И все же не во всех провалах виновны первые лица. Часто слабое звено располагается ниже по иерархической лестнице. Как доказал физик Ричард Фейнман, изучив обстоятельства гибели космического челнока «Челленджер» (январь 1986 года), роковую ошибку совершил вовсе не Белый дом, который будто бы торопился совместить успешный запуск с обращением президента. Ее допустили бюрократы среднего звена из NASA, которые настаивали на том, что риск катастрофы составляет 1 к 100 000, хотя их же собственные инженеры определили этот риск как 1 к 100[36]. Подобные случаи, как и промахи высшего звена, характеризуют многие современные бедствия. Как сказал после урагана «Катрина» конгрессмен-республиканец Том Дэвис, существует «огромная пропасть между разработкой политики и ее внедрением»[37]. Такие разрывы свойственны бедствиям любого масштаба, от кораблекрушения до краха империи, и это позволяет предположить наличие «фрактальной геометрии катастрофы» (ей посвящена восьмая глава).

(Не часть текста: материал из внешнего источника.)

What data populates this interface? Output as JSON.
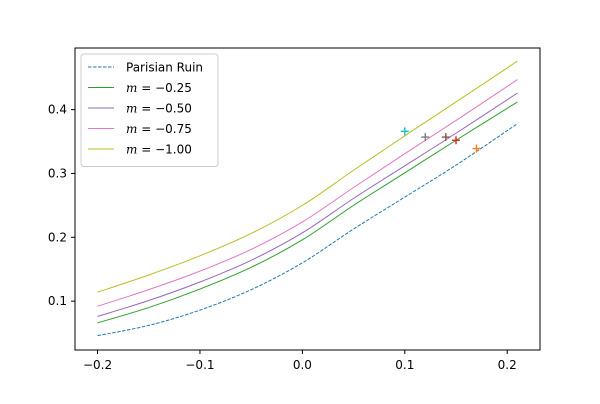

То, как ведут себя в момент катастрофы обычные люди – и в децентрализованных сетях, и в толпах без руководителя, – порой оказывается даже важнее, чем решения лидеров или приказы правительств. Почему некоторые воспринимают новую угрозу рационально, иные – пассивно, как сторонние наблюдатели, а третьи отвечают на нее отрицанием или протестом? И почему природная катастрофа может породить политическую, при которой разгневанные люди становятся революционной толпой – и переходят от разума к безумию? Полагаю, ответ заключен в изменчивой структуре самого общества. Напрямую катастрофа затрагивает меньшинство. Остальные узнают о ней через какую-нибудь информационную сеть. Даже в XVII веке зарождающаяся массовая пресса могла сеять смятение в человеческих душах – как выяснил Даниэль Дефо, когда изучал лондонскую чуму 1665 года. А интернет увеличил потенциал для распространения неверных сведений и дезинформации настолько, что можно говорить о двух эпидемиях, поразивших мир в 2020 году: одну вызвал биологический вирус, а другую – еще более заразные заблуждения и ложь, распространявшиеся в Сети со скоростью вируса. Проблема могла бы стать не столь серьезной, сумей мы провести осмысленные реформы законов и постановлений, регулирующих деятельность крупных технологических компаний. Но несмотря на самые широкие свидетельства того, что с 2016 года статус-кво несостоятелен, почти ничего не было сделано.